Beginning her literary career with the monthly magazine “Beeswin Sadi”, she acquired tremendous success when she began depicting the luxurious and amorous life style of Hyderabad nawabs and presented the aristocracy with erotic flavour. Her story “Utaran” (disposed cloth) had galvanised the literary scenario.

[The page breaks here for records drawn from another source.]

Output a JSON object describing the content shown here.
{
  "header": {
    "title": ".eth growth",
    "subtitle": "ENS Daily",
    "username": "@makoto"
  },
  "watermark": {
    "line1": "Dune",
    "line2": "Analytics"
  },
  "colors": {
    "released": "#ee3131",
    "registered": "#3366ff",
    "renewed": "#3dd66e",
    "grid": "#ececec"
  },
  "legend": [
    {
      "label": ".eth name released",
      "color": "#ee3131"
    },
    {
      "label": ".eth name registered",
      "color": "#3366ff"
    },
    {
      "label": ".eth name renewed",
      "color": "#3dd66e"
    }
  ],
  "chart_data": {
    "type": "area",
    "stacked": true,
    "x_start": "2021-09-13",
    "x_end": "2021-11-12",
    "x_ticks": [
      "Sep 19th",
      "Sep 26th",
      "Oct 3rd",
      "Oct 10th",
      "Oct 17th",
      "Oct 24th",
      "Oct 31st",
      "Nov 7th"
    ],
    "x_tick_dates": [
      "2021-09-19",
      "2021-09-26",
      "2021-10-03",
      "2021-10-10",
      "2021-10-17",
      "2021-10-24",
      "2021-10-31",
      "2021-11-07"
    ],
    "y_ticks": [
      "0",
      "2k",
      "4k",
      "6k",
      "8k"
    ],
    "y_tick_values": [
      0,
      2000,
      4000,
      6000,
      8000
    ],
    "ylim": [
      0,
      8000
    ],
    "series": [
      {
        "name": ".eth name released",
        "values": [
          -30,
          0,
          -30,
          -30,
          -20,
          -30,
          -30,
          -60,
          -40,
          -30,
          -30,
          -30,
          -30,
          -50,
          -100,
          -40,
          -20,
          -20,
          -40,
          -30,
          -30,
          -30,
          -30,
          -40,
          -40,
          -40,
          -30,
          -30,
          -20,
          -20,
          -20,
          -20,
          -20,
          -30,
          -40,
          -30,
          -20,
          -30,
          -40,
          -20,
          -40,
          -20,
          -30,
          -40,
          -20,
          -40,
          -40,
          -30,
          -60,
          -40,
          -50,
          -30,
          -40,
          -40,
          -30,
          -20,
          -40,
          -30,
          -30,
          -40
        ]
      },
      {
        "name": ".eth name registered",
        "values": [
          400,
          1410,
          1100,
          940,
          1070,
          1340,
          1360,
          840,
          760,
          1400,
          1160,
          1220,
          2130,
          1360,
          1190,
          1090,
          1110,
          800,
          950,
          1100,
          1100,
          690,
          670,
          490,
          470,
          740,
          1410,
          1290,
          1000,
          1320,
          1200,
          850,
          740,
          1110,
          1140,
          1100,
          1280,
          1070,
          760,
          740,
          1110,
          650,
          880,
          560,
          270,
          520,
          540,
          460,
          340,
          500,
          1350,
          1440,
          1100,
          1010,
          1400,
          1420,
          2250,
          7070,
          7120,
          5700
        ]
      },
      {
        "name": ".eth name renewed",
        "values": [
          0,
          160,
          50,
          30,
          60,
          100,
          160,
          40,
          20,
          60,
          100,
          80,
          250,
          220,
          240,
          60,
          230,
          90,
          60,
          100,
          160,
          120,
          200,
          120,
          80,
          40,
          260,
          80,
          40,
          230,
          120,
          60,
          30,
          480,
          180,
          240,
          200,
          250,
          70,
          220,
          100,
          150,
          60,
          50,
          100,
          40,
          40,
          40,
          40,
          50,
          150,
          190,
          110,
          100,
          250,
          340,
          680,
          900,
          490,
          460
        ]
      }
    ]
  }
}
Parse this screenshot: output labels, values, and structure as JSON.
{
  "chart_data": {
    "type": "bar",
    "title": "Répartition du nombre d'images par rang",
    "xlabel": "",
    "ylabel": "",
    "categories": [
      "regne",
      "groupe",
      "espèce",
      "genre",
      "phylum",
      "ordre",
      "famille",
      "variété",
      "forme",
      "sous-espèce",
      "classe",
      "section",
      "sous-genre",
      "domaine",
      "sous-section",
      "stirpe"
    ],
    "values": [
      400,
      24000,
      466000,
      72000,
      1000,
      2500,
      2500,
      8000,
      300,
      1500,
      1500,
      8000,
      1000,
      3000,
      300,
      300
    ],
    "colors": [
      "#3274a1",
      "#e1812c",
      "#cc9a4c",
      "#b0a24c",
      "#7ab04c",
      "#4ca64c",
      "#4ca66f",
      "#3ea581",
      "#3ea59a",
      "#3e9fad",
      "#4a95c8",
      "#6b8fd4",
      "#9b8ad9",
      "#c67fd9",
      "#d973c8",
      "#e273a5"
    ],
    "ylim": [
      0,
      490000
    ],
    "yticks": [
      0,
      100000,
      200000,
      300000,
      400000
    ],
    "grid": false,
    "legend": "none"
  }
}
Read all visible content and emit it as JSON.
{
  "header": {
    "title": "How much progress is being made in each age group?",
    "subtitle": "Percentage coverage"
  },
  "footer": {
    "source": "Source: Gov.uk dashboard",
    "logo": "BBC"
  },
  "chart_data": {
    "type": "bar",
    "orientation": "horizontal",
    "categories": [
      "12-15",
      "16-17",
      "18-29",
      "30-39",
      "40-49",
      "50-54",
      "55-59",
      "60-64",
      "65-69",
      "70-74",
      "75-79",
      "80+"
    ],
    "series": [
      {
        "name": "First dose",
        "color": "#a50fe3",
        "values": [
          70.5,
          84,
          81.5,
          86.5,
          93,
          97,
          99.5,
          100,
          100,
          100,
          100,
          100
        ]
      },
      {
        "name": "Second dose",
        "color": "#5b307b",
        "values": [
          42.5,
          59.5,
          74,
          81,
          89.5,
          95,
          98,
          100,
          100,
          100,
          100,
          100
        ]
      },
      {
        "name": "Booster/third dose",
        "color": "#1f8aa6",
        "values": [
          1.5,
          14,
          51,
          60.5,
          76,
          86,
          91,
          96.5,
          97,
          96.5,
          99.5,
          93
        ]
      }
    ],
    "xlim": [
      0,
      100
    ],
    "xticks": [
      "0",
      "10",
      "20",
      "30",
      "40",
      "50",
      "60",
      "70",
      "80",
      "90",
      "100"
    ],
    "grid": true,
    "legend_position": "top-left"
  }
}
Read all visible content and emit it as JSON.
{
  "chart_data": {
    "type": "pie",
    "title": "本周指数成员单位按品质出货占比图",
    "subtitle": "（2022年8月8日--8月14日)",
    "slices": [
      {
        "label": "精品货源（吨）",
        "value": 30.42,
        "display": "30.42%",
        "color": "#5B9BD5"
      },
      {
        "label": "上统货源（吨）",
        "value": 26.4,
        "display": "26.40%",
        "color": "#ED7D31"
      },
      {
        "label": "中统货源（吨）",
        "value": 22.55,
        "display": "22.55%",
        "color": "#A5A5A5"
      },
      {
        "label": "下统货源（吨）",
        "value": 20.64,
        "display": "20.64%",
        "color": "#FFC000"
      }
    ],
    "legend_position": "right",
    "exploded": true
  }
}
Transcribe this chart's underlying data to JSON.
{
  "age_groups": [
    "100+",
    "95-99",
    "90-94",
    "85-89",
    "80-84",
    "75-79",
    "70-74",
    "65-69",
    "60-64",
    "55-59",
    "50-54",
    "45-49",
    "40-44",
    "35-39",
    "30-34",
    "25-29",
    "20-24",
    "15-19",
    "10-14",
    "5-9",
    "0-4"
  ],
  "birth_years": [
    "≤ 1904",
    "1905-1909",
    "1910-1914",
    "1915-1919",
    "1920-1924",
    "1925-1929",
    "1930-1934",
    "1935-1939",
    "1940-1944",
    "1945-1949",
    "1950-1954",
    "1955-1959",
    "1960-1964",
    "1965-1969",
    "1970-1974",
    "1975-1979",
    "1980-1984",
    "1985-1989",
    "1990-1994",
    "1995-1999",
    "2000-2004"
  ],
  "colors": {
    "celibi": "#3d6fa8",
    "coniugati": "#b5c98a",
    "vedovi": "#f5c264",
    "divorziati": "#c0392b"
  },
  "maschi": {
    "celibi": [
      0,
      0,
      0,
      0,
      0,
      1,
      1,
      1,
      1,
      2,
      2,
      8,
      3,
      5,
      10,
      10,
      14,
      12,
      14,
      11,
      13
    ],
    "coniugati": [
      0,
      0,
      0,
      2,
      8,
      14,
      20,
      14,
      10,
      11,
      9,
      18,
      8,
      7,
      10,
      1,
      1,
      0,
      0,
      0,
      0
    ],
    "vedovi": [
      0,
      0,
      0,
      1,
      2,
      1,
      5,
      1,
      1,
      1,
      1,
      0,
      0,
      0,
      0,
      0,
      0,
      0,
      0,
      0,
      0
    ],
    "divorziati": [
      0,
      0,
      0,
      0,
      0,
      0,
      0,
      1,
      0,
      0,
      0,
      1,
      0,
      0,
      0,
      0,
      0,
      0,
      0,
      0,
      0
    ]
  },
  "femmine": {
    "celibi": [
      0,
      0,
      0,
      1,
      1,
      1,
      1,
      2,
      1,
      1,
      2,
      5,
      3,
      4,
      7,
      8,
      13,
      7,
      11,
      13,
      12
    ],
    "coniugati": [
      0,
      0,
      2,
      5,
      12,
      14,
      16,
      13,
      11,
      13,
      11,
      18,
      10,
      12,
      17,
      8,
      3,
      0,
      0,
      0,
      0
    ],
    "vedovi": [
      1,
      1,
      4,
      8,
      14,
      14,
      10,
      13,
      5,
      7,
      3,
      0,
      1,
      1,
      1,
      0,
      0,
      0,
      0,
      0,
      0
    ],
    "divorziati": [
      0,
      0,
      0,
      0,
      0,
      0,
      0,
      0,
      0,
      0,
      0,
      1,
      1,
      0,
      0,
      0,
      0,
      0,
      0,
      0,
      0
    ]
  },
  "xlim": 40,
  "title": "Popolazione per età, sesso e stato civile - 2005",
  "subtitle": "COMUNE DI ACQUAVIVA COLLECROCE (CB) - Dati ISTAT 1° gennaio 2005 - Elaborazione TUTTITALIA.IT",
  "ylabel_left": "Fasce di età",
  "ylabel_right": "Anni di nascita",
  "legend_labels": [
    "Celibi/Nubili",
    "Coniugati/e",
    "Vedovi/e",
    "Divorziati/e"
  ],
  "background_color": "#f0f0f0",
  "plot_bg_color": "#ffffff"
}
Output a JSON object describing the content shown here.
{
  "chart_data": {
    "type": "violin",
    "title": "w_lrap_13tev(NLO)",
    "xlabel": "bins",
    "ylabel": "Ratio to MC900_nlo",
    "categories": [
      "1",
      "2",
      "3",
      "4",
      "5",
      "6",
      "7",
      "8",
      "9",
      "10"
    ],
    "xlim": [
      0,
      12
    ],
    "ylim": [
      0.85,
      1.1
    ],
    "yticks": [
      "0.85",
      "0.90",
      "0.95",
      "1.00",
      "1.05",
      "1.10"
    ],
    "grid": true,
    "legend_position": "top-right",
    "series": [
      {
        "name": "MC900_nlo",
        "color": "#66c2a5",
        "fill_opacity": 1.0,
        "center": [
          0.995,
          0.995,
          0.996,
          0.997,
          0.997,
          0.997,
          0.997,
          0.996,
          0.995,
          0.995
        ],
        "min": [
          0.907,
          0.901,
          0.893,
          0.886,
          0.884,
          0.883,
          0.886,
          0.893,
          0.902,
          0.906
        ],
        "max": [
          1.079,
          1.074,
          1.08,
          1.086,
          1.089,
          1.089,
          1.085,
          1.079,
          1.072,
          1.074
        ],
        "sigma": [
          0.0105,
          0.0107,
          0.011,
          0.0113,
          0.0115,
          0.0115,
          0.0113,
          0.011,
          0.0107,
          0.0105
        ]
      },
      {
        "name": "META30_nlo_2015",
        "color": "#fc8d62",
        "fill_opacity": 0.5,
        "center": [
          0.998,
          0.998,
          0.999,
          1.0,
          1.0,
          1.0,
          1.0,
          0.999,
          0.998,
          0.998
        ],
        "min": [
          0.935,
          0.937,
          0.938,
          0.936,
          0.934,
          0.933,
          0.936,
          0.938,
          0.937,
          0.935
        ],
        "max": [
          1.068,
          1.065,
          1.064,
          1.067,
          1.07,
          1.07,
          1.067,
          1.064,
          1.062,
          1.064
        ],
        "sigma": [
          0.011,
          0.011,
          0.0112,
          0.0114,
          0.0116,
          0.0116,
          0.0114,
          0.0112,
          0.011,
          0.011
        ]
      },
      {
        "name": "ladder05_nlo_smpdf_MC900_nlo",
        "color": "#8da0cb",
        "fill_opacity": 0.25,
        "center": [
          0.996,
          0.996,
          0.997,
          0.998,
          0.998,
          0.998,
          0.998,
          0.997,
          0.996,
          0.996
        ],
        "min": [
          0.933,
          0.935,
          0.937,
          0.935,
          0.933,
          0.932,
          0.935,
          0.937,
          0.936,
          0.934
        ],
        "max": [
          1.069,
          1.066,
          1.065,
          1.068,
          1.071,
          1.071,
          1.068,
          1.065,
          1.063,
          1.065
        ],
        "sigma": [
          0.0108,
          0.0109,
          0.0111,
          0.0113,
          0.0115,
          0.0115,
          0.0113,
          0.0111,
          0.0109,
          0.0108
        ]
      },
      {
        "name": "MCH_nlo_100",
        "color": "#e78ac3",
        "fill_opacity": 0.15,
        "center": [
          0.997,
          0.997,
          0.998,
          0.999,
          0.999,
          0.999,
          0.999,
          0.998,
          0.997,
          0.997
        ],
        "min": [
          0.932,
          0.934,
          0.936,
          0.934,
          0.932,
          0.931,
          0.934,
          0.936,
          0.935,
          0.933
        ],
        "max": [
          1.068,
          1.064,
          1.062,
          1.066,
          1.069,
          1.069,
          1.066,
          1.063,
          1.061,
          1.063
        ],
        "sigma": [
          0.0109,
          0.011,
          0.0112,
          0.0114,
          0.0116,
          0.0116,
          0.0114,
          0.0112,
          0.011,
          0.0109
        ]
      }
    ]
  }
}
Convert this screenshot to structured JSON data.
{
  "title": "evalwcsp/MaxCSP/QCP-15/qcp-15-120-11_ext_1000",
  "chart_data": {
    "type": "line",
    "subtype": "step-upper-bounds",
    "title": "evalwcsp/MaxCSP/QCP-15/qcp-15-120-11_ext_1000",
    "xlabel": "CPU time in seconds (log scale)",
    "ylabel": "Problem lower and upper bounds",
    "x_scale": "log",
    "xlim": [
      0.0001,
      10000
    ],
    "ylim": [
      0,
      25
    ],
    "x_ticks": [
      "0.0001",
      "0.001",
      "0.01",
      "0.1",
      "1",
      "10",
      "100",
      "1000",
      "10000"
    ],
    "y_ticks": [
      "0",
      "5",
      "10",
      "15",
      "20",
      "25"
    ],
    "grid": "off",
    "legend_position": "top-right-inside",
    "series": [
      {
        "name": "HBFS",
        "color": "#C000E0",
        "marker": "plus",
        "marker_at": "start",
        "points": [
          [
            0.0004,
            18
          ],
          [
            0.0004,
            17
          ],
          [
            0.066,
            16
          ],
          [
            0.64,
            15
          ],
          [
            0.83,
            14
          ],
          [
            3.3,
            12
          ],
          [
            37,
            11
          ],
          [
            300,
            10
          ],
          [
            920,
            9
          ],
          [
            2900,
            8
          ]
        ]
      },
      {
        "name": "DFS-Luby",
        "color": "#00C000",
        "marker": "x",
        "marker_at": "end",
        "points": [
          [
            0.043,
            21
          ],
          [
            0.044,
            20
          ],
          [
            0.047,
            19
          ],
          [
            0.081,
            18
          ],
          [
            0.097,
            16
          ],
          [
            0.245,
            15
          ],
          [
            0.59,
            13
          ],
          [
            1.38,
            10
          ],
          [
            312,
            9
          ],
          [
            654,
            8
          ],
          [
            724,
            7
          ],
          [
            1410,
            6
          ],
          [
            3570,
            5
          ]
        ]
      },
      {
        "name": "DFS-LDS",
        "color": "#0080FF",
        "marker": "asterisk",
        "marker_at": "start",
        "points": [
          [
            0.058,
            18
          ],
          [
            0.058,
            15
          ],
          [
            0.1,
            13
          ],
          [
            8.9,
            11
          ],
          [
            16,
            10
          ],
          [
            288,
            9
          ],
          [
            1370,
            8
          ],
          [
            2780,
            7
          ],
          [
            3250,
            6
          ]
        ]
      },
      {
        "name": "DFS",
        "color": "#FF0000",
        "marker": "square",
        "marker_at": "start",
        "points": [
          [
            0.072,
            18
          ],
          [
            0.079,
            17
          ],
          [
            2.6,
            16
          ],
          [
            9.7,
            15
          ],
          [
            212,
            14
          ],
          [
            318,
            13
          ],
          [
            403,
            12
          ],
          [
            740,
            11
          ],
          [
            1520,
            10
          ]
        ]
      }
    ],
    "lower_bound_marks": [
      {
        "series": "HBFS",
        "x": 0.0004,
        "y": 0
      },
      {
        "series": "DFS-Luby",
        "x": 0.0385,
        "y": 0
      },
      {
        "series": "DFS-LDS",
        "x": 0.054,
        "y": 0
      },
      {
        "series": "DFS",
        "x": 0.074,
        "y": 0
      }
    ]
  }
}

After this she wrote “Nath ka bojh” (Burden of the nose-ring), Haur upar (little more higher) and “Nath Utarwai” (Removal of the nose-ring) which created a heated discussion among Urdu readers about obscenity. However, even her opponents also used to relish her stories. It can be said without any doubt that had she not drowned herself in the tidal wave of fame by her erotic portrayal; she would have shone as a luminous star on the Urdu skyline. Her desire to ensure popularity through erotica was encashed by Urdu monthly “Shama” which used to pay her in the 1970s Rs 2000 to 10,000 for a single story, that too as advance. This, at the present rate of price, would mean Rs one lakh for a story. Wajida surrendered her pen (her weapon) before “Shama”’s commercial tactics. Riding the wave of popularity in the 70s and 80s, Wajida for the last fifteen years had chosen seclusion or the members of her family had denied access to her. Her arthritis had made her handicapped and bed-ridden.